Textauszug: Fremde und Gäste

Fremde und Gäste sind eine merkwürdige Spezies. Sie stehen im Spannungsfeld von Intimität und Ferne, Vertrautheit und Unheimlichkeit, Nähe und Distanz. Sie gelten als heilig und göttlich oder als gefährlich und böse. Dabei können eigentlich alle zum Gast und zum Fremden werden. Fremdes findet man überall, jenseits territorialer Grenzen, innerhalb des eigenen Landes, der eigenen Gemeinschaft, und, horribile dictu , Fremdes findet man auch in sich selbst. Fremdheit, soviel steht fest, ist unvermeidbar, denn wir brauchen das andere bzw. den anderen, um uns selbst zu verstehen. Der andere, als Gast oder Fremder, ist für das Eigene bestimmend, insofern ich nur etwas in Abgrenzung und in bezug auf den anderen über mich selbst etwas sagen kann, denn Selbstbezug braucht Fremdbezug. Debatten über die anderen sind also immer auch und vor allem Debatten über uns selbst.

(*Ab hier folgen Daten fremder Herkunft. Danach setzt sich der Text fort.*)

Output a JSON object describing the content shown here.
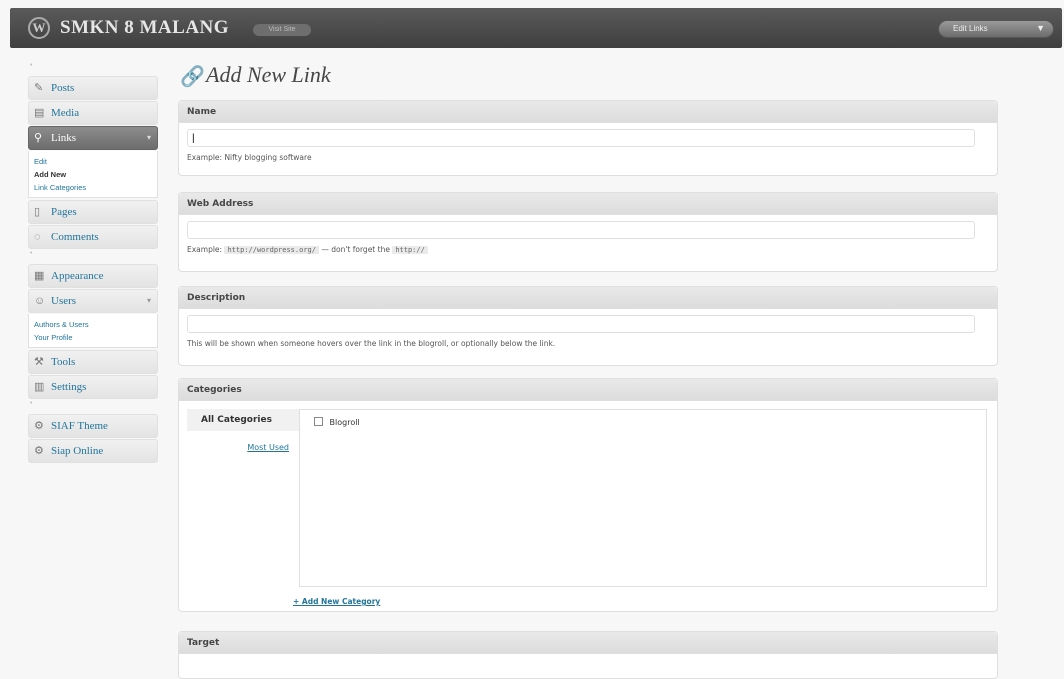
{
  "header": {
    "site_name": "SMKN 8 MALANG",
    "visit_site": "Visit Site",
    "favorite_action": "Edit Links",
    "favorite_arrow": "▼"
  },
  "sidebar": {
    "posts": "Posts",
    "media": "Media",
    "links": "Links",
    "links_sub": [
      "Edit",
      "Add New",
      "Link Categories"
    ],
    "pages": "Pages",
    "comments": "Comments",
    "appearance": "Appearance",
    "users": "Users",
    "users_sub": [
      "Authors & Users",
      "Your Profile"
    ],
    "tools": "Tools",
    "settings": "Settings",
    "siaf_theme": "SIAF Theme",
    "siap_online": "Siap Online"
  },
  "page": {
    "title": "Add New Link"
  },
  "name_box": {
    "title": "Name",
    "value": "|",
    "hint": "Example: Nifty blogging software"
  },
  "web_box": {
    "title": "Web Address",
    "value": "",
    "hint_prefix": "Example:",
    "hint_code1": "http://wordpress.org/",
    "hint_middle": "— don't forget the",
    "hint_code2": "http://"
  },
  "desc_box": {
    "title": "Description",
    "value": "",
    "hint": "This will be shown when someone hovers over the link in the blogroll, or optionally below the link."
  },
  "categories_box": {
    "title": "Categories",
    "tab_all": "All Categories",
    "tab_most": "Most Used",
    "item": "Blogroll",
    "add_new": "+ Add New Category"
  },
  "target_box": {
    "title": "Target"
  }
}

Wer macht sich nicht Gedanken über sich, wenn er beabsichtigt, Gäste einzuladen? Und die Griechen machten die anderen zu Barbaren, weil jene nicht in der Lage waren, diese zu verstehen, und ihre Sprache sich lediglich in unverständlichen Geräuschen des ,bla-bla" bzw. ,bara-bara" äußerte. Andere Kulturen nannten ihre eigenen Angehörigen schlicht ,Menschen", um deutlich zu machen, daß eben alle anderen nicht zu dieser Klasse gehören. Der Mensch als das nicht festzustellende Tier braucht das Bild des Gastes und des Fremden, um sich einen Ort und einen Horizont in der Welt zu schaffen: Nur Gott ist dazu in der Lage, sich nicht über das andere seiner selbst verstehen zu müssen, da er diese Differenz zu einem Außen immer schon umgreift - vielleicht ist er daher der große Fremde. Für uns aber gilt: Jede Bestimmung des Fremden ist folglich gekoppelt mit einer Fest-Stellung des Eigenen. Und so kann sich ein bewußter Ausschluß des Fremden nur einem systematischen Anspruch verdanken, der lediglich sein eigenes Vergessen perfektioniert, indem er dasjenige ausschließt, was ihn selbst erst konstituiert.

Aus: Andreas Brenner, Jörg Zirfas: Lexikon der Lebenskunst, Reclam Verlag Leipzig, 2002, S. 118-119.